Gavin recalled with a wave of disgust that the Count developed a penchant for gambling at the casino, and when he got himself killed in a duel, just a year ago, it was revealed that he’d lost most of his fortune. Since then, Alaina had barely been squeaking by on what was left.
Things were so bad that Gavin approached Alaina and asked why she didn’t request more money from Dani’s father. Coltrane was quite wealthy, the owner of one of the largest and most productive silver mines in Nevada.
Alaina heard him out, then shook her head, explaining that Travis would never agree. After all, he hadn’t heard from his daughter in fourteen years.
Gavin found that incredible. “Is Dani crazy? He’s one of the richest men in America, and she won’t have anything to do with him? How can she be so stupid?”

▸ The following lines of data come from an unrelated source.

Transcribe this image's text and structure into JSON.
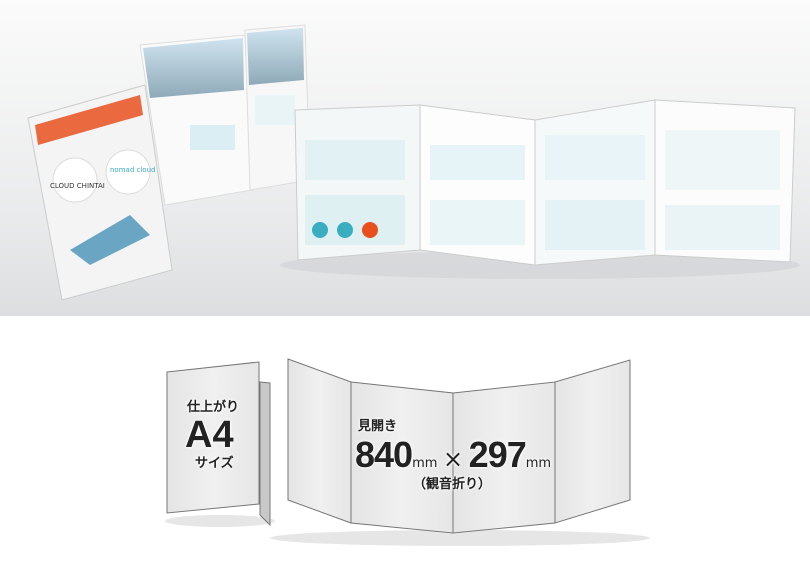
{
  "photo": {
    "cover_logo_1": "CLOUD CHINTAI",
    "cover_logo_2": "nomad cloud"
  },
  "diagram": {
    "a4": {
      "label_top": "仕上がり",
      "size": "A4",
      "label_bottom": "サイズ"
    },
    "spread": {
      "label": "見開き",
      "width_value": "840",
      "width_unit": "mm",
      "times": "×",
      "height_value": "297",
      "height_unit": "mm",
      "fold_type": "（観音折り）"
    }
  },
  "colors": {
    "accent_orange": "#e8501e",
    "accent_teal": "#3aaec0",
    "panel_gray": "#ececec"
  }
}
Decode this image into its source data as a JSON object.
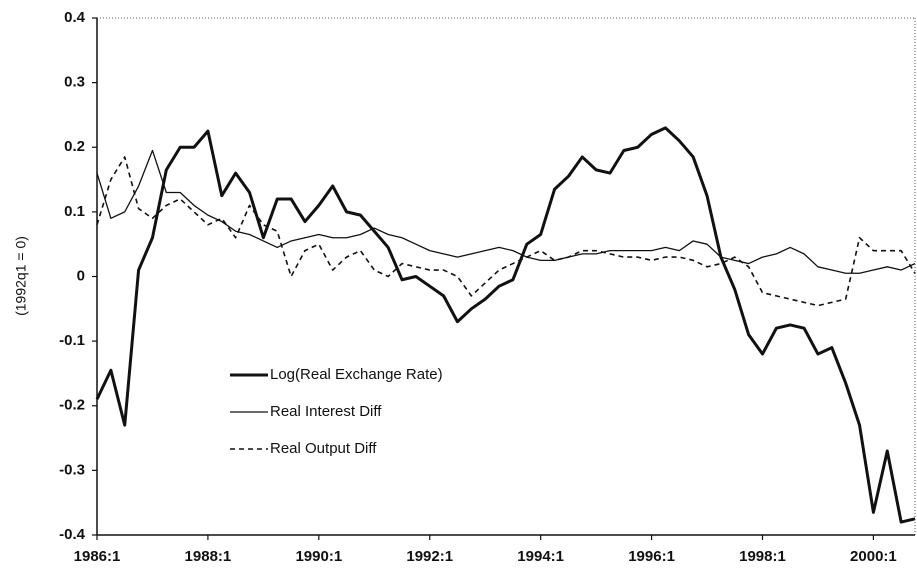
{
  "chart_data": {
    "type": "line",
    "y_label": "(1992q1 = 0)",
    "categories": [
      "1986:1",
      null,
      null,
      null,
      null,
      null,
      null,
      null,
      "1988:1",
      null,
      null,
      null,
      null,
      null,
      null,
      null,
      "1990:1",
      null,
      null,
      null,
      null,
      null,
      null,
      null,
      "1992:1",
      null,
      null,
      null,
      null,
      null,
      null,
      null,
      "1994:1",
      null,
      null,
      null,
      null,
      null,
      null,
      null,
      "1996:1",
      null,
      null,
      null,
      null,
      null,
      null,
      null,
      "1998:1",
      null,
      null,
      null,
      null,
      null,
      null,
      null,
      "2000:1",
      null,
      null,
      null
    ],
    "ylim": [
      -0.4,
      0.4
    ],
    "yticks": [
      -0.4,
      -0.3,
      -0.2,
      -0.1,
      0,
      0.1,
      0.2,
      0.3,
      0.4
    ],
    "grid": false,
    "legend": "lower-left",
    "series": [
      {
        "name": "Log(Real Exchange Rate)",
        "color": "#111111",
        "width": 3,
        "dash": false,
        "values": [
          -0.19,
          -0.145,
          -0.23,
          0.01,
          0.06,
          0.165,
          0.2,
          0.2,
          0.225,
          0.125,
          0.16,
          0.13,
          0.06,
          0.12,
          0.12,
          0.085,
          0.11,
          0.14,
          0.1,
          0.095,
          0.07,
          0.045,
          -0.005,
          0,
          -0.015,
          -0.03,
          -0.07,
          -0.05,
          -0.035,
          -0.015,
          -0.005,
          0.05,
          0.065,
          0.135,
          0.155,
          0.185,
          0.165,
          0.16,
          0.195,
          0.2,
          0.22,
          0.23,
          0.21,
          0.185,
          0.125,
          0.03,
          -0.02,
          -0.09,
          -0.12,
          -0.08,
          -0.075,
          -0.08,
          -0.12,
          -0.11,
          -0.165,
          -0.23,
          -0.365,
          -0.27,
          -0.38,
          -0.375
        ]
      },
      {
        "name": "Real Interest Diff",
        "color": "#111111",
        "width": 1.3,
        "dash": false,
        "values": [
          0.16,
          0.09,
          0.1,
          0.14,
          0.195,
          0.13,
          0.13,
          0.11,
          0.095,
          0.085,
          0.07,
          0.065,
          0.055,
          0.045,
          0.055,
          0.06,
          0.065,
          0.06,
          0.06,
          0.065,
          0.075,
          0.065,
          0.06,
          0.05,
          0.04,
          0.035,
          0.03,
          0.035,
          0.04,
          0.045,
          0.04,
          0.03,
          0.025,
          0.025,
          0.03,
          0.035,
          0.035,
          0.04,
          0.04,
          0.04,
          0.04,
          0.045,
          0.04,
          0.055,
          0.05,
          0.03,
          0.025,
          0.02,
          0.03,
          0.035,
          0.045,
          0.035,
          0.015,
          0.01,
          0.005,
          0.005,
          0.01,
          0.015,
          0.01,
          0.02
        ]
      },
      {
        "name": "Real Output Diff",
        "color": "#111111",
        "width": 1.6,
        "dash": true,
        "values": [
          0.08,
          0.15,
          0.185,
          0.105,
          0.09,
          0.11,
          0.12,
          0.1,
          0.08,
          0.09,
          0.06,
          0.11,
          0.08,
          0.07,
          0,
          0.04,
          0.05,
          0.01,
          0.03,
          0.04,
          0.01,
          0,
          0.02,
          0.015,
          0.01,
          0.01,
          0,
          -0.03,
          -0.01,
          0.01,
          0.02,
          0.03,
          0.04,
          0.025,
          0.03,
          0.04,
          0.04,
          0.035,
          0.03,
          0.03,
          0.025,
          0.03,
          0.03,
          0.025,
          0.015,
          0.02,
          0.03,
          0.015,
          -0.025,
          -0.03,
          -0.035,
          -0.04,
          -0.045,
          -0.04,
          -0.035,
          0.06,
          0.04,
          0.04,
          0.04,
          0.005
        ]
      }
    ]
  }
}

Alaina regarded his outburst coolly, then confided to him that Dani actually thought it was the other way around, that her father did not want to be in touch with her. “You see,” she smiled at him, “Dani has written to him over the years, many letters that I destroyed. Since she never had an answer to any of her letters, she thinks he wants nothing to do with her. She believes he’s angry because she wanted to live with me.” She shrugged, smiling again.
Gavin exploded, calling her a bitter old fool. Thanks to her stupidity, they were practically penniless. In defense, she sputtered that there’d been no way of knowing the Count was gambling away all their money. She’d thought they were secure.